Enfin, dernière avancée de 2015 en termes réglementaires et législatifs : l'État pourra désormais opérer des cessions suivant la procédure de gré à gré. Dès lors que l'État vend un terrain et que la commune ne fait pas jouer son droit de priorité, l'État pourra demander directement à un organisme de logement social s'il est intéressé, plutôt que de faire un appel d'offres qui nécessiterait au moins six mois de délai, l'idée étant de faire gagner un peu de temps sur les ventes. Ce décret est aujourd'hui en cours de finalisation.

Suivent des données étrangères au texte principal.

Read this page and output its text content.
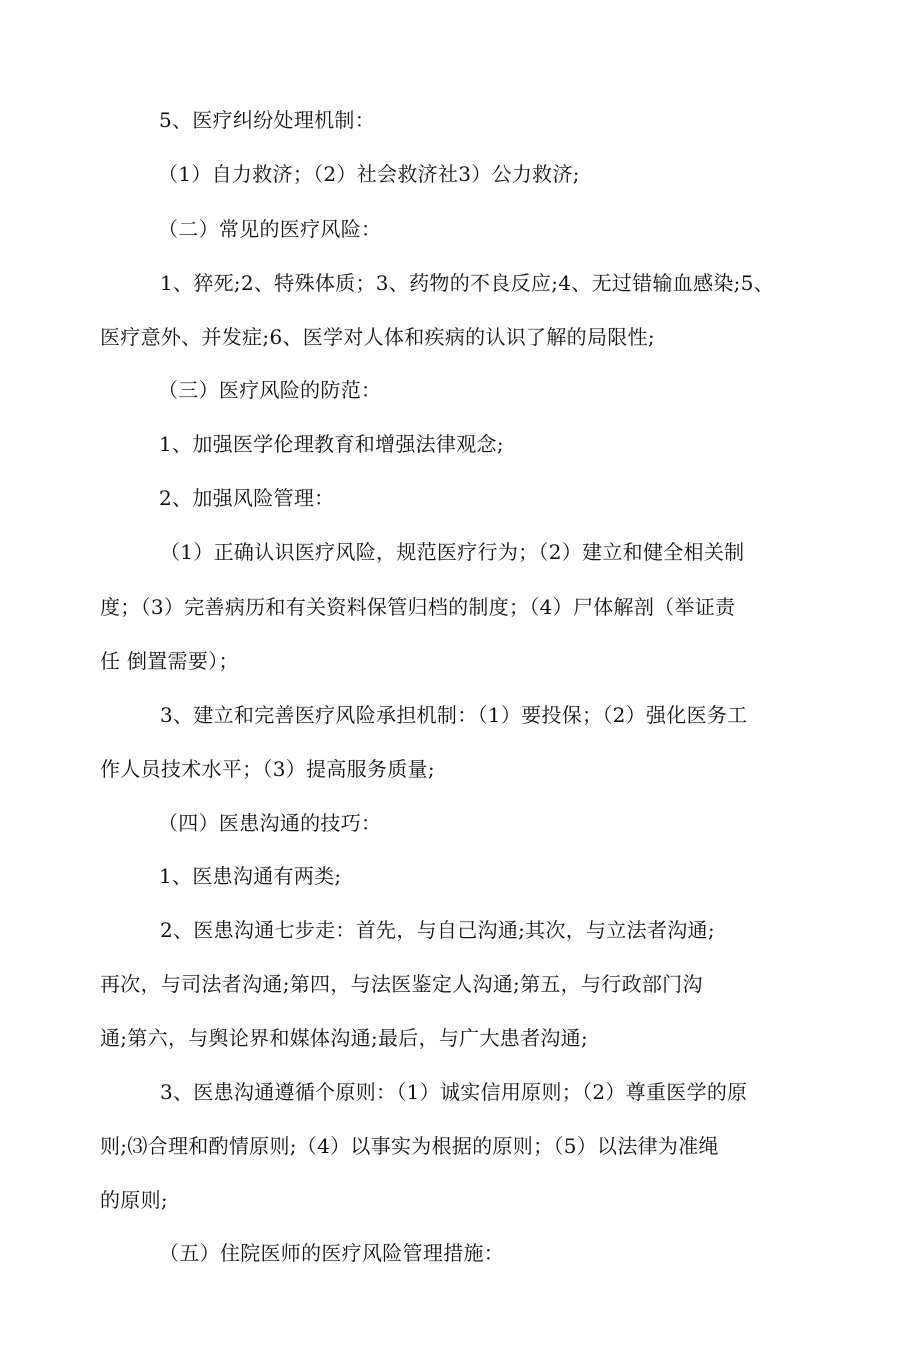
5、医疗纠纷处理机制：

（1）自力救济；（2）社会救济社3）公力救济;

（二）常见的医疗风险：

1、猝死;2、特殊体质；3、药物的不良反应;4、无过错输血感染;5、

医疗意外、并发症;6、医学对人体和疾病的认识了解的局限性;

（三）医疗风险的防范：

1、加强医学伦理教育和增强法律观念;

2、加强风险管理：

（1）正确认识医疗风险，规范医疗行为；（2）建立和健全相关制

度；（3）完善病历和有关资料保管归档的制度；（4）尸体解剖（举证责

任 倒置需要）；

3、建立和完善医疗风险承担机制：（1）要投保；（2）强化医务工

作人员技术水平；（3）提高服务质量;

（四）医患沟通的技巧：

1、医患沟通有两类;

2、医患沟通七步走：首先，与自己沟通;其次，与立法者沟通;

再次，与司法者沟通;第四，与法医鉴定人沟通;第五，与行政部门沟

通;第六，与舆论界和媒体沟通;最后，与广大患者沟通;

3、医患沟通遵循个原则：（1）诚实信用原则；（2）尊重医学的原

则;⑶合理和酌情原则;（4）以事实为根据的原则；（5）以法律为准绳

的原则;

（五）住院医师的医疗风险管理措施：
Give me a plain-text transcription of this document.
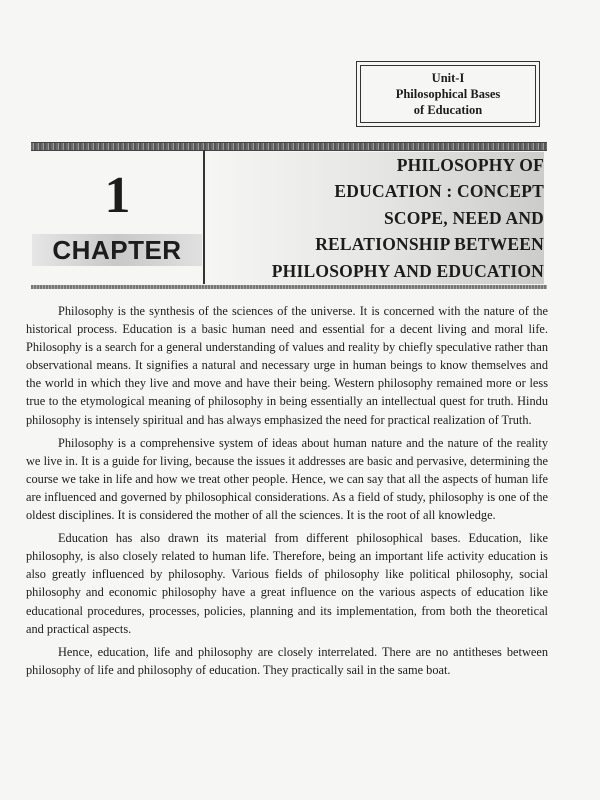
Unit-I
Philosophical Bases
of Education
1
CHAPTER
PHILOSOPHY OF
EDUCATION : CONCEPT
SCOPE, NEED AND
RELATIONSHIP BETWEEN
PHILOSOPHY AND EDUCATION

Philosophy is the synthesis of the sciences of the universe. It is concerned with the nature of the historical process. Education is a basic human need and essential for a decent living and moral life. Philosophy is a search for a general understanding of values and reality by chiefly speculative rather than observational means. It signifies a natural and necessary urge in human beings to know themselves and the world in which they live and move and have their being. Western philosophy remained more or less true to the etymological meaning of philosophy in being essentially an intellectual quest for truth. Hindu philosophy is intensely spiritual and has always emphasized the need for practical realization of Truth.

Philosophy is a comprehensive system of ideas about human nature and the nature of the reality we live in. It is a guide for living, because the issues it addresses are basic and pervasive, determining the course we take in life and how we treat other people. Hence, we can say that all the aspects of human life are influenced and governed by philosophical considerations. As a field of study, philosophy is one of the oldest disciplines. It is considered the mother of all the sciences. It is the root of all knowledge.

Education has also drawn its material from different philosophical bases. Education, like philosophy, is also closely related to human life. Therefore, being an important life activity education is also greatly influenced by philosophy. Various fields of philosophy like political philosophy, social philosophy and economic philosophy have a great influence on the various aspects of education like educational procedures, processes, policies, planning and its implementation, from both the theoretical and practical aspects.

Hence, education, life and philosophy are closely interrelated. There are no antitheses between philosophy of life and philosophy of education. They practically sail in the same boat.
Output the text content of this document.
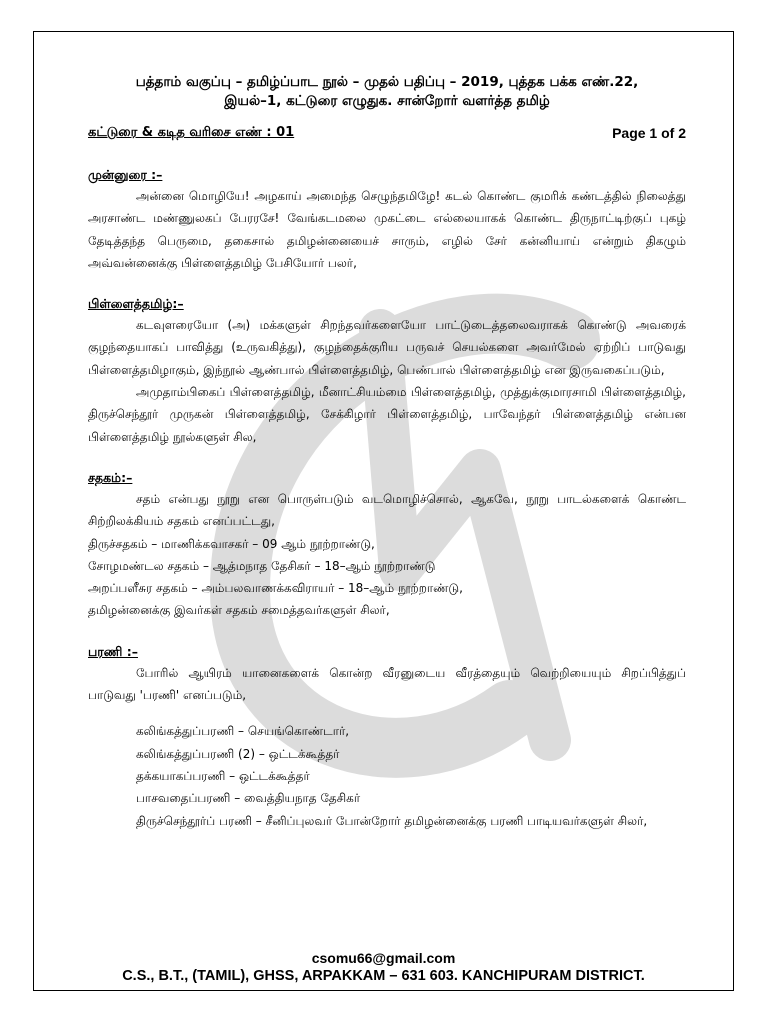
பத்தாம் வகுப்பு – தமிழ்ப்பாட நூல் – முதல் பதிப்பு – 2019, புத்தக பக்க எண்.22,
இயல்–1, கட்டுரை எழுதுக. சான்றோர் வளர்த்த தமிழ்
கட்டுரை & கடித வரிசை எண் : 01	Page 1 of 2
முன்னுரை :–
அன்னை மொழியே! அழகாய் அமைந்த செழுந்தமிழே! கடல் கொண்ட குமரிக் கண்டத்தில் நிலைத்து அரசாண்ட மண்ணுலகப் பேரரசே! வேங்கடமலை முகட்டை எல்லையாகக் கொண்ட திருநாட்டிற்குப் புகழ் தேடித்தந்த பெருமை, தகைசால் தமிழன்னையைச் சாரும், எழில் சேர் கன்னியாய் என்றும் திகழும் அவ்வன்னைக்கு பிள்ளைத்தமிழ் பேசியோர் பலர்,
பிள்ளைத்தமிழ்:–
கடவுளரையோ (அ) மக்களுள் சிறந்தவர்களையோ பாட்டுடைத்தலைவராகக் கொண்டு அவரைக் குழந்தையாகப் பாவித்து (உருவகித்து), குழந்தைக்குரிய பருவச் செயல்களை அவர்மேல் ஏற்றிப் பாடுவது பிள்ளைத்தமிழாகும், இந்நூல் ஆண்பால் பிள்ளைத்தமிழ், பெண்பால் பிள்ளைத்தமிழ் என இருவகைப்படும்,
அமுதாம்பிகைப் பிள்ளைத்தமிழ், மீனாட்சியம்மை பிள்ளைத்தமிழ், முத்துக்குமாரசாமி பிள்ளைத்தமிழ், திருச்செந்தூர் முருகன் பிள்ளைத்தமிழ், சேக்கிழார் பிள்ளைத்தமிழ், பாவேந்தர் பிள்ளைத்தமிழ் என்பன பிள்ளைத்தமிழ் நூல்களுள் சில,
சதகம்:–
சதம் என்பது நூறு என பொருள்படும் வடமொழிச்சொல், ஆகவே, நூறு பாடல்களைக் கொண்ட சிற்றிலக்கியம் சதகம் எனப்பட்டது,
திருச்சதகம் – மாணிக்கவாசகர் – 09 ஆம் நூற்றாண்டு,
சோழமண்டல சதகம் – ஆத்மநாத தேசிகர் – 18–ஆம் நூற்றாண்டு
அறப்பளீசுர சதகம் – அம்பலவாணக்கவிராயர் – 18–ஆம் நூற்றாண்டு,
தமிழன்னைக்கு இவர்கள் சதகம் சமைத்தவர்களுள் சிலர்,
பரணி :–
போரில் ஆயிரம் யானைகளைக் கொன்ற வீரனுடைய வீரத்தையும் வெற்றியையும் சிறப்பித்துப் பாடுவது 'பரணி' எனப்படும்,
கலிங்கத்துப்பரணி – செயங்கொண்டார்,
கலிங்கத்துப்பரணி (2) – ஒட்டக்கூத்தர்
தக்கயாகப்பரணி – ஒட்டக்கூத்தர்
பாசவதைப்பரணி – வைத்தியநாத தேசிகர்
திருச்செந்தூர்ப் பரணி – சீனிப்புலவர் போன்றோர் தமிழன்னைக்கு பரணி பாடியவர்களுள் சிலர்,
csomu66@gmail.com
C.S., B.T., (TAMIL), GHSS, ARPAKKAM – 631 603. KANCHIPURAM DISTRICT.
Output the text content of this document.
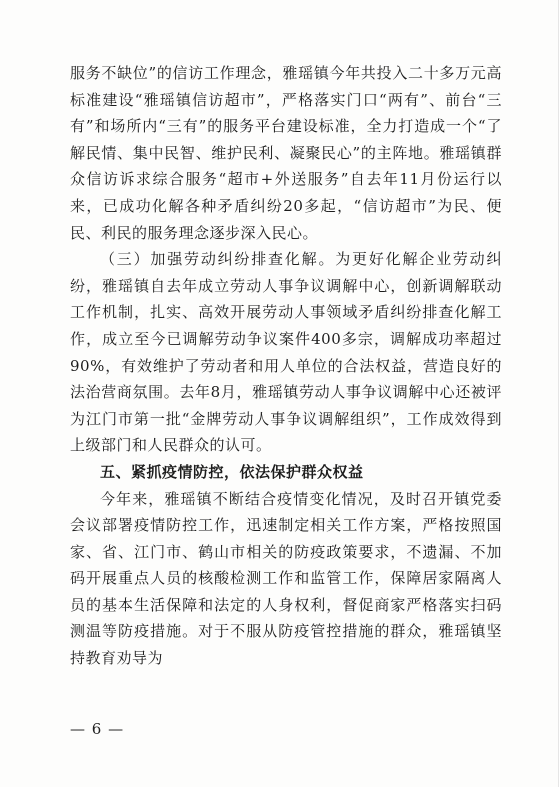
服务不缺位”的信访工作理念，雅瑶镇今年共投入二十多万元高标准建设“雅瑶镇信访超市”，严格落实门口“两有”、前台“三有”和场所内“三有”的服务平台建设标准，全力打造成一个“了解民情、集中民智、维护民利、凝聚民心”的主阵地。雅瑶镇群众信访诉求综合服务“超市+外送服务”自去年11月份运行以来，已成功化解各种矛盾纠纷20多起，“信访超市”为民、便民、利民的服务理念逐步深入民心。

（三）加强劳动纠纷排查化解。为更好化解企业劳动纠纷，雅瑶镇自去年成立劳动人事争议调解中心，创新调解联动工作机制，扎实、高效开展劳动人事领域矛盾纠纷排查化解工作，成立至今已调解劳动争议案件400多宗，调解成功率超过90%，有效维护了劳动者和用人单位的合法权益，营造良好的法治营商氛围。去年8月，雅瑶镇劳动人事争议调解中心还被评为江门市第一批“金牌劳动人事争议调解组织”，工作成效得到上级部门和人民群众的认可。

五、紧抓疫情防控，依法保护群众权益

今年来，雅瑶镇不断结合疫情变化情况，及时召开镇党委会议部署疫情防控工作，迅速制定相关工作方案，严格按照国家、省、江门市、鹤山市相关的防疫政策要求，不遗漏、不加码开展重点人员的核酸检测工作和监管工作，保障居家隔离人员的基本生活保障和法定的人身权利，督促商家严格落实扫码测温等防疫措施。对于不服从防疫管控措施的群众，雅瑶镇坚持教育劝导为

— 6 —
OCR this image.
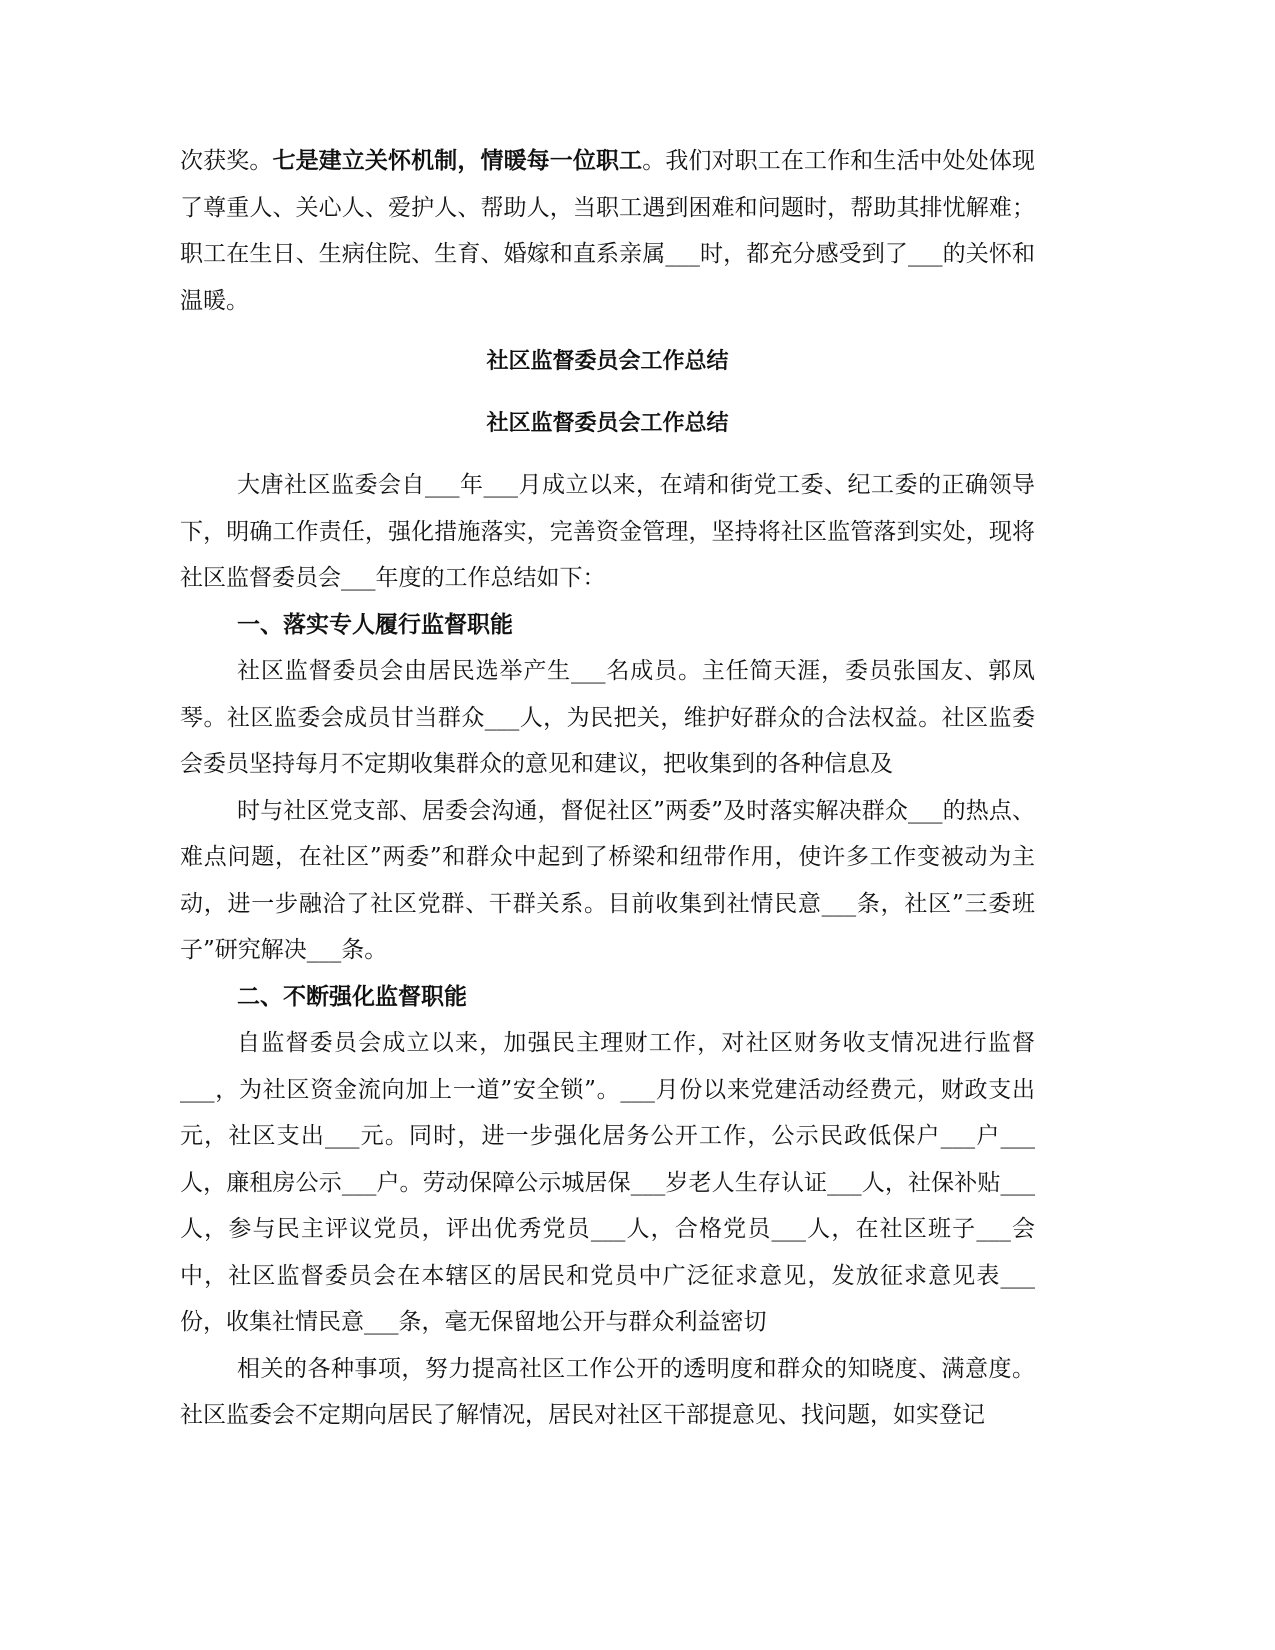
次获奖。七是建立关怀机制，情暖每一位职工。我们对职工在工作和生活中处处体现了尊重人、关心人、爱护人、帮助人，当职工遇到困难和问题时，帮助其排忧解难；职工在生日、生病住院、生育、婚嫁和直系亲属___时，都充分感受到了___的关怀和温暖。

社区监督委员会工作总结

社区监督委员会工作总结

大唐社区监委会自___年___月成立以来，在靖和街党工委、纪工委的正确领导下，明确工作责任，强化措施落实，完善资金管理，坚持将社区监管落到实处，现将社区监督委员会___年度的工作总结如下：

一、落实专人履行监督职能

社区监督委员会由居民选举产生___名成员。主任简天涯，委员张国友、郭凤琴。社区监委会成员甘当群众___人，为民把关，维护好群众的合法权益。社区监委会委员坚持每月不定期收集群众的意见和建议，把收集到的各种信息及

时与社区党支部、居委会沟通，督促社区”两委”及时落实解决群众___的热点、难点问题，在社区”两委”和群众中起到了桥梁和纽带作用，使许多工作变被动为主动，进一步融洽了社区党群、干群关系。目前收集到社情民意___条，社区”三委班子”研究解决___条。

二、不断强化监督职能

自监督委员会成立以来，加强民主理财工作，对社区财务收支情况进行监督___，为社区资金流向加上一道”安全锁”。___月份以来党建活动经费元，财政支出元，社区支出___元。同时，进一步强化居务公开工作，公示民政低保户___户___人，廉租房公示___户。劳动保障公示城居保___岁老人生存认证___人，社保补贴___人，参与民主评议党员，评出优秀党员___人，合格党员___人，在社区班子___会中，社区监督委员会在本辖区的居民和党员中广泛征求意见，发放征求意见表___份，收集社情民意___条，毫无保留地公开与群众利益密切

相关的各种事项，努力提高社区工作公开的透明度和群众的知晓度、满意度。社区监委会不定期向居民了解情况，居民对社区干部提意见、找问题，如实登记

En conclusion, je désire attirer votre attention sur quelques propositions.
Premièrement, la transparence est nécessaire, et je souhaite que la liste des terrains à céder ou des terrains qui seront cessibles dans le futur soit à l'avenir publique, ce qui n'est pas encore totalement le cas aujourd'hui. Cela permettra à des opérateurs de se positionner, et à des collectivités locales de ne pas découvrir qu'une éventuelle cession peut se faire sur son territoire, sans que le maire ou le président de l'EPCI ne soient avertis.
Deuxièmement, il convient de connaître pour chaque cession l'effort financier consenti par l'État et ses établissements publics, car de nombreux efforts sont faits dans le cadre de prix négociés. Ces efforts n'étant pas connus, c'est un équivalent d'aide à la pierre qui n'est pas évalué. Or, je considère que cette ristourne nationale de 48 millions d'euros de non-recettes octroyée par l'État en 2015 au titre de la décote doit être valorisée dans le cadre de la politique du logement.
Troisièmement recommandation : il faut que les listes soient plus régulièrement revues par les services déconcentrés de l'État, ce qui incitera les ministères à partager davantage les informations concernant les propriétés disponibles, car je n'ai pas encore trouvé un document unique recensant l'ensemble des propriétés de l'État disponibles.
La quatrième proposition consiste à amplifier les résultats. On pourrait étudier l'opportunité d'élargir le dispositif de la décote à des établissements qui ne sont pour le moment pas assujettis. Je pense au ministère de l'enseignement supérieur et de la recherche, où il existe parfois de très grandes propriétés inutilisées.
Il est par ailleurs indispensable que l'ensemble des terrains disponibles soit mobilisés plus systématiquement dans les territoires où on constate un manque cruel de logements abordables. C'est pourquoi la CNAUF souhaite que l'action des services de l'État prenne place sur les territoires des communes en rattrapage, au titre de l'article 55 de la loi SRU, car on ne peut demander un effort aux collectivités locales si l'État est lui-même propriétaire de terrains qu'il ne valorise pas.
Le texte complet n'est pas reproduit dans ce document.